KERINCI.(Benuanews.com)-Subdit I Indagsi Direktorat Reserse Kriminal Khusus (Ditreskrimsus) Polda Jambi bersama Tim Satgas Sapu Bersih Pelanggaran Harga, Keamanan dan Mutu Pangan 2026 Provinsi Jambi melakukan pengecekan harga dan ketersediaan bahan pokok (bapok) serta menghadiri kegiatan Gerakan Pangan Murah (GPM) serentak nasional menjelang Ramadan dan Idulfitri 2026.
Kegiatan ini dilaksanakan di wilayah Kabupaten Kerinci dan Kota Sungai Penuh pada Sabtu (14/2/2026), Pemantauan dilakukan di tiga titik utama, yakni Lapangan Merdeka Kota Sungai Penuh, Pasar Tanjung Bajure Kota Sungai Penuh, serta Pasar Semurup Kabupaten Kerinci.
Langkah ini merupakan bagian dari upaya menjaga stabilitas harga dan ketersediaan pangan menjelang Hari Besar Keagamaan Nasional (HKBN).

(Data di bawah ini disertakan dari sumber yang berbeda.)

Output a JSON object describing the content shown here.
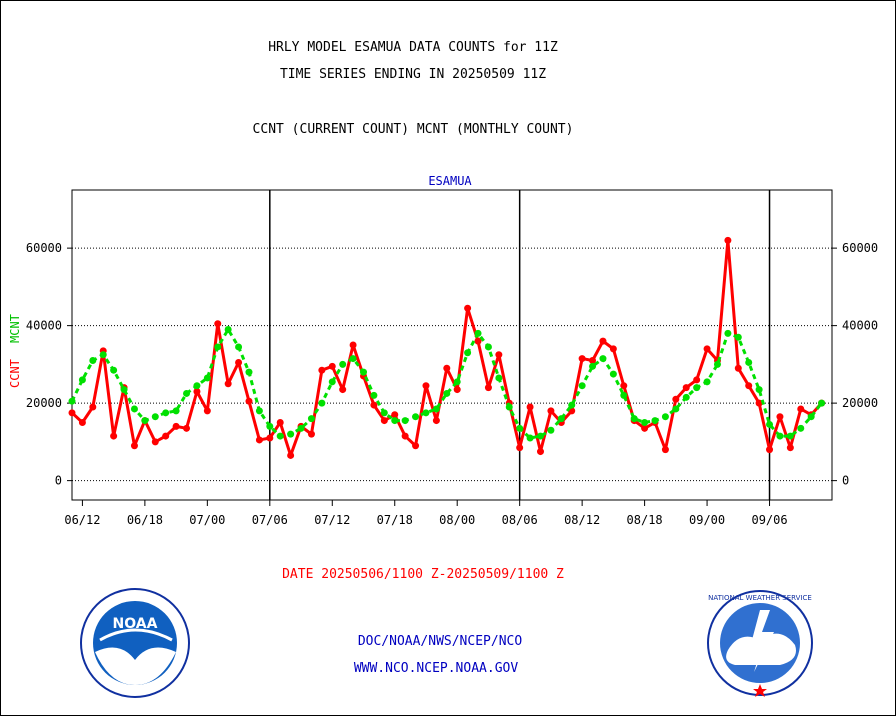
{
  "header": {
    "title_line1": "HRLY MODEL ESAMUA DATA COUNTS for 11Z",
    "title_line2": "TIME SERIES ENDING IN 20250509 11Z",
    "subtitle": "CCNT (CURRENT COUNT) MCNT (MONTHLY COUNT)"
  },
  "footer": {
    "date_range": "DATE 20250506/1100 Z-20250509/1100 Z",
    "org_path": "DOC/NOAA/NWS/NCEP/NCO",
    "website": "WWW.NCO.NCEP.NOAA.GOV",
    "noaa_logo_text": "NOAA",
    "nws_logo_text": "NATIONAL WEATHER SERVICE"
  },
  "colors": {
    "ccnt": "#ff0000",
    "mcnt": "#00e000",
    "axis": "#000000",
    "text_blue": "#0000c0"
  },
  "chart_data": {
    "type": "line",
    "title": "ESAMUA",
    "ylabel_ccnt": "CCNT",
    "ylabel_mcnt": "MCNT",
    "ylim": [
      -5000,
      75000
    ],
    "yticks": [
      0,
      20000,
      40000,
      60000
    ],
    "ytick_labels": [
      "0",
      "20000",
      "40000",
      "60000"
    ],
    "xlim": [
      0,
      73
    ],
    "xticks": [
      1,
      7,
      13,
      19,
      25,
      31,
      37,
      43,
      49,
      55,
      61,
      67
    ],
    "xtick_labels": [
      "06/12",
      "06/18",
      "07/00",
      "07/06",
      "07/12",
      "07/18",
      "08/00",
      "08/06",
      "08/12",
      "08/18",
      "09/00",
      "09/06"
    ],
    "day_boundaries": [
      19,
      43,
      67
    ],
    "grid": "horizontal-dotted",
    "series": [
      {
        "name": "CCNT",
        "values": [
          17500,
          15000,
          19000,
          33500,
          11500,
          24000,
          9000,
          15500,
          10000,
          11500,
          14000,
          13500,
          23000,
          18000,
          40500,
          25000,
          30500,
          20500,
          10500,
          11000,
          15000,
          6500,
          14000,
          12000,
          28500,
          29500,
          23500,
          35000,
          27000,
          19500,
          15500,
          17000,
          11500,
          9000,
          24500,
          15500,
          29000,
          23500,
          44500,
          36000,
          24000,
          32500,
          20000,
          8500,
          19000,
          7500,
          18000,
          15000,
          18000,
          31500,
          31000,
          36000,
          34000,
          24500,
          15500,
          13500,
          15000,
          8000,
          21000,
          24000,
          26000,
          34000,
          31000,
          62000,
          29000,
          24500,
          20000,
          8000,
          16500,
          8500,
          18500,
          17000,
          20000
        ]
      },
      {
        "name": "MCNT",
        "values": [
          20500,
          26000,
          31000,
          32500,
          28500,
          23500,
          18500,
          15500,
          16500,
          17500,
          18000,
          22500,
          24500,
          26500,
          34500,
          39000,
          34500,
          28000,
          18000,
          14000,
          11500,
          12000,
          13500,
          16000,
          20000,
          25500,
          30000,
          31500,
          28000,
          22000,
          17500,
          15500,
          15500,
          16500,
          17500,
          18500,
          22500,
          25500,
          33000,
          38000,
          34500,
          26500,
          19000,
          13500,
          11000,
          11500,
          13000,
          16000,
          19500,
          24500,
          29500,
          31500,
          27500,
          22000,
          16000,
          15000,
          15500,
          16500,
          18500,
          21500,
          24000,
          25500,
          30000,
          38000,
          37000,
          30500,
          23500,
          14500,
          11500,
          11500,
          13500,
          16500,
          20000
        ]
      }
    ]
  }
}
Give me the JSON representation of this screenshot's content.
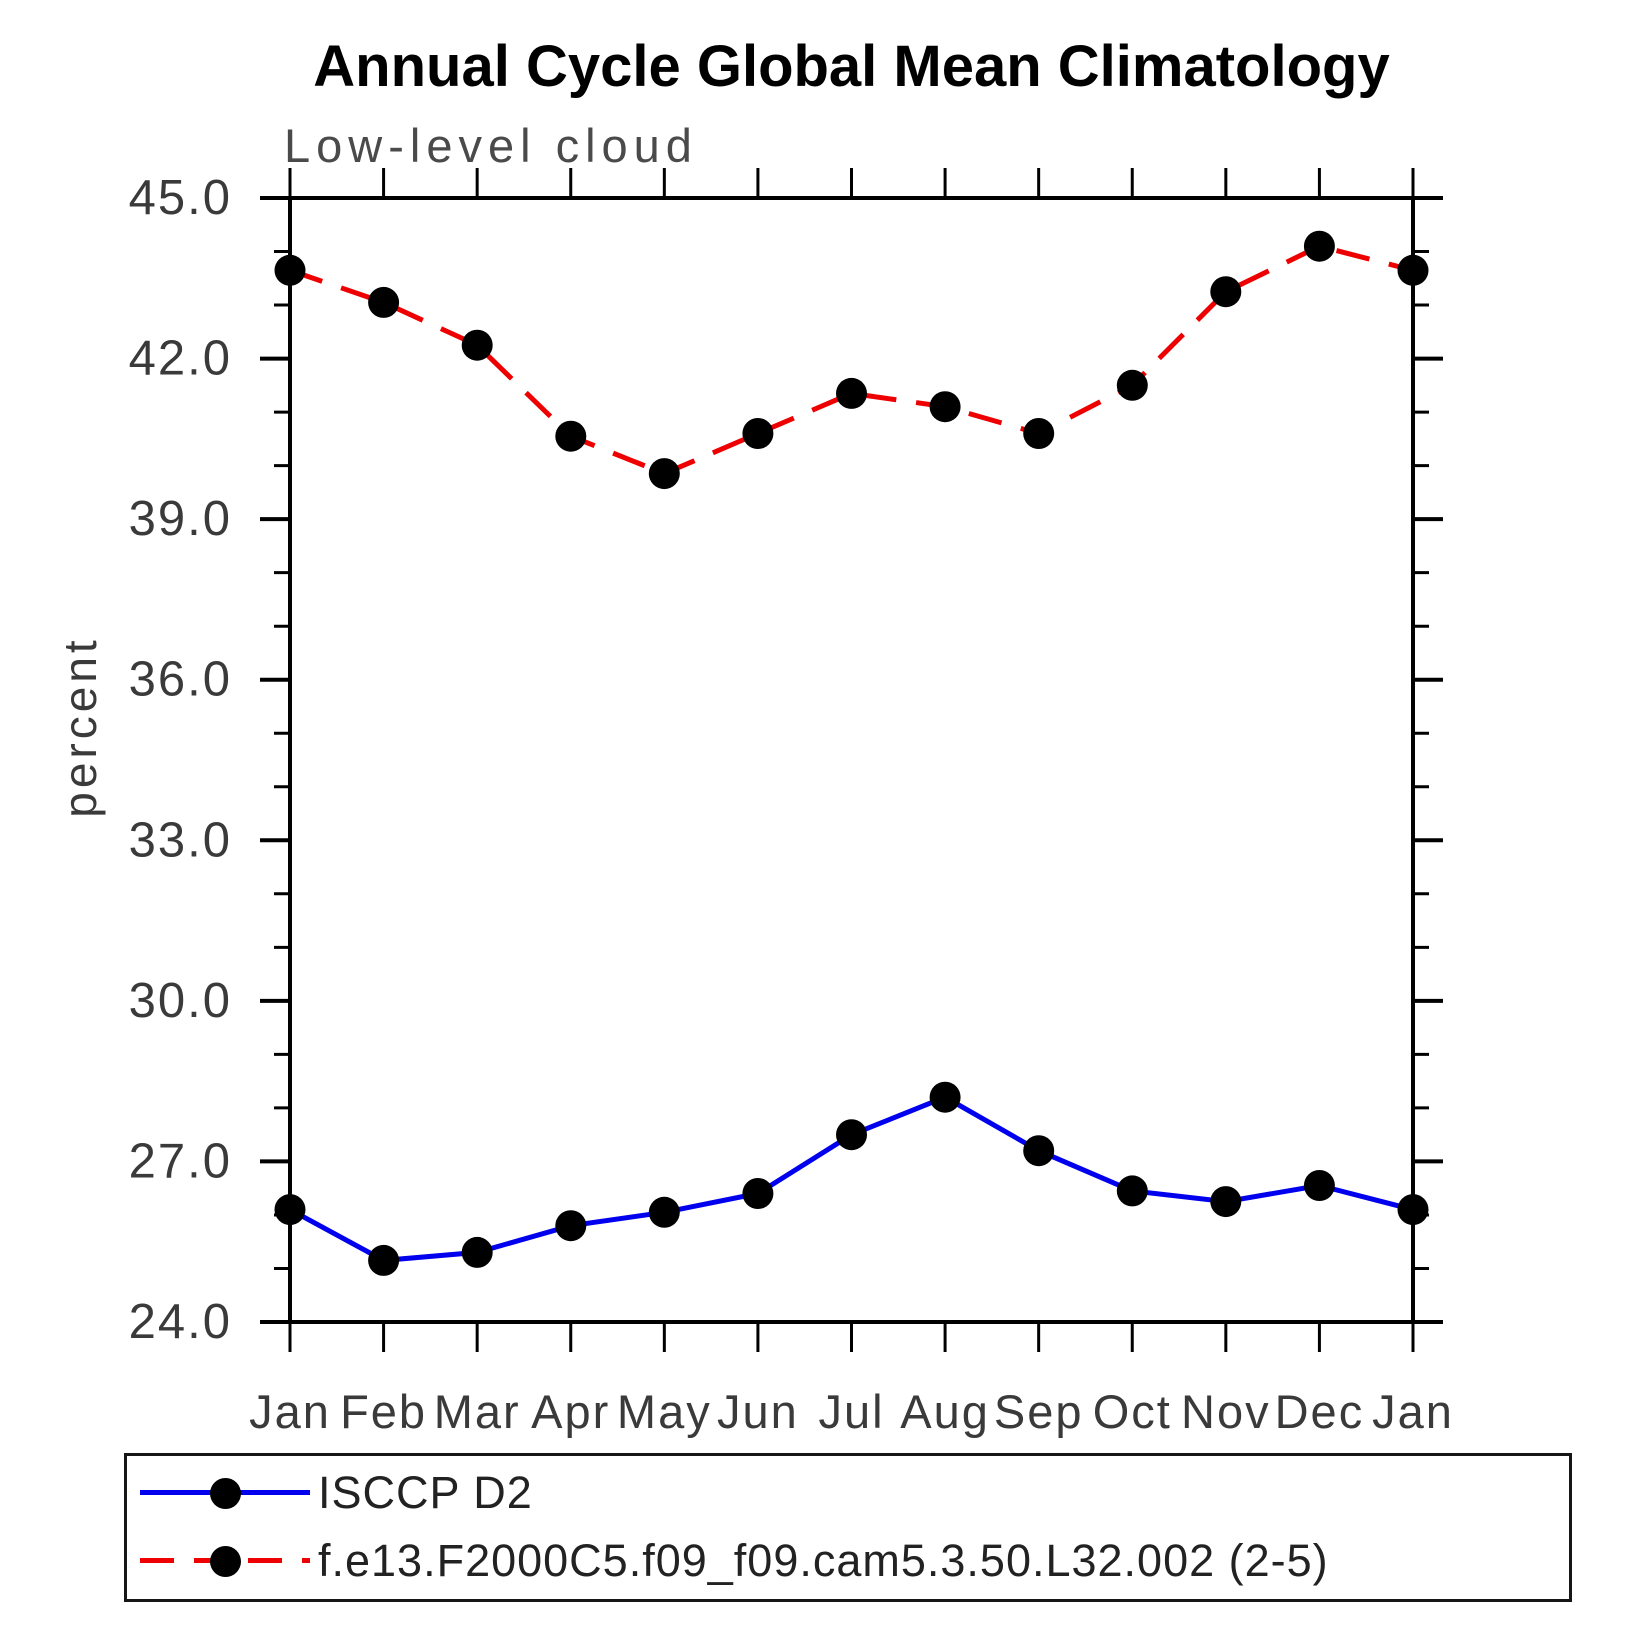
{
  "header": {
    "title": "Annual Cycle Global Mean Climatology",
    "subtitle": "Low-level cloud"
  },
  "y_axis": {
    "label": "percent",
    "tick_labels": [
      "45.0",
      "42.0",
      "39.0",
      "36.0",
      "33.0",
      "30.0",
      "27.0",
      "24.0"
    ]
  },
  "x_axis": {
    "tick_labels": [
      "Jan",
      "Feb",
      "Mar",
      "Apr",
      "May",
      "Jun",
      "Jul",
      "Aug",
      "Sep",
      "Oct",
      "Nov",
      "Dec",
      "Jan"
    ]
  },
  "legend": {
    "entries": [
      {
        "label": "ISCCP D2",
        "color": "#0000ee",
        "line_style": "solid",
        "marker_color": "#000000"
      },
      {
        "label": "f.e13.F2000C5.f09_f09.cam5.3.50.L32.002 (2-5)",
        "color": "#ee0000",
        "line_style": "dashed",
        "marker_color": "#000000"
      }
    ]
  },
  "chart_data": {
    "type": "line",
    "title": "Annual Cycle Global Mean Climatology",
    "subtitle": "Low-level cloud",
    "xlabel": "",
    "ylabel": "percent",
    "ylim": [
      24.0,
      45.0
    ],
    "y_major_ticks": [
      24,
      27,
      30,
      33,
      36,
      39,
      42,
      45
    ],
    "y_minor_step": 1,
    "grid": false,
    "legend_position": "bottom",
    "categories": [
      "Jan",
      "Feb",
      "Mar",
      "Apr",
      "May",
      "Jun",
      "Jul",
      "Aug",
      "Sep",
      "Oct",
      "Nov",
      "Dec",
      "Jan"
    ],
    "series": [
      {
        "name": "ISCCP D2",
        "color": "#0000ee",
        "line_style": "solid",
        "marker": "filled-circle",
        "marker_color": "#000000",
        "values": [
          26.1,
          25.15,
          25.3,
          25.8,
          26.05,
          26.4,
          27.5,
          28.2,
          27.2,
          26.45,
          26.25,
          26.55,
          26.1
        ]
      },
      {
        "name": "f.e13.F2000C5.f09_f09.cam5.3.50.L32.002 (2-5)",
        "color": "#ee0000",
        "line_style": "dashed",
        "marker": "filled-circle",
        "marker_color": "#000000",
        "values": [
          43.65,
          43.05,
          42.25,
          40.55,
          39.85,
          40.6,
          41.35,
          41.1,
          40.6,
          41.5,
          43.25,
          44.1,
          43.65
        ]
      }
    ]
  }
}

Kegiatan turut dihadiri Direktur Keanekaragaman Konsumsi Pangan dari Badan Pangan Nasional, Bupati Kerinci, Wali Kota Sungai Penuh, Wakil Wali Kota Sungai Penuh, Sekda Kota Sungai Penuh, Dinas Ketahanan Pangan Provinsi Jambi, Disperindag Provinsi Jambi, jajaran Ditreskrimsus Polda Jambi, serta perwakilan Perum Bulog dan unsur Forkopimda setempat.
Harga Bahan Pokok Relatif Stabil
Dari hasil pemantauan di sejumlah lokasi, harga bahan pokok terpantau relatif stabil dan masih dalam batas wajar.
Di Lapangan Merdeka Kota Sungai Penuh, harga beras SPHP tercatat Rp60.000 per 5 kilogram, minyak goreng Minyakita Rp15.500 per liter, bawang merah Rp25.000 per kilogram, gula curah Rp17.500 per kilogram, serta telur ayam ras Rp2.000 per butir.
Sementara di Pasar Tanjung Bajure, bawang putih dijual Rp38.000 per kilogram, bawang merah Rp30.000 per kilogram, telur ayam Rp2.000 per butir, ayam potong Rp45.000 per kilogram, cabai merah keriting Rp44.000 per kilogram, dan cabai rawit Rp40.000 per kilogram.
Adapun di Pasar Semurup Kabupaten Kerinci, beras unggul dijual Rp220.000 per 20 kilogram, bawang merah Rp20.000–Rp22.000 per kilogram, bawang putih Rp35.000–Rp40.000 per kilogram, cabai merah Rp40.000 per kilogram, daging sapi segar Rp150.000 per kilogram, ayam potong Rp45.000 per kilogram, serta telur ayam super Rp2.000 per butir dan telur ayam menengah Rp1.800 per butir.
Tim Satgas Saber Pelanggaran Harga, Keamanan dan Mutu Pangan 2026 Provinsi Jambi bersama Ditreskrimsus dan dinas terkait menegaskan komitmen menjaga stabilitas harga serta melindungi konsumen dari lonjakan tidak wajar.
Sejumlah langkah strategis dilakukan, antara lain penyelenggaraan Gerakan Pangan Murah sebagai intervensi langsung untuk menyediakan bahan pokok terjangkau, sosialisasi harga acuan melalui media sosial dinas terkait, pemasangan spanduk dan flyer informasi harga di pasar, serta penelusuran distribusi komoditas yang masih mengalami kenaikan harga.
Monitoring distribusi juga dilakukan untuk mengantisipasi dugaan penimbunan maupun hambatan pasokan yang berpotensi memicu kenaikan harga di tingkat konsumen.
Selama pelaksanaan kegiatan pemantauan dan GPM berlangsung, situasi terpantau aman, tertib, dan kondusif.
Aparat memastikan pengawasan akan terus dilakukan secara berkala hingga memasuki Ramadan dan Idulfitri guna menjaga stabilitas pasokan serta harga pangan di wilayah Jambi.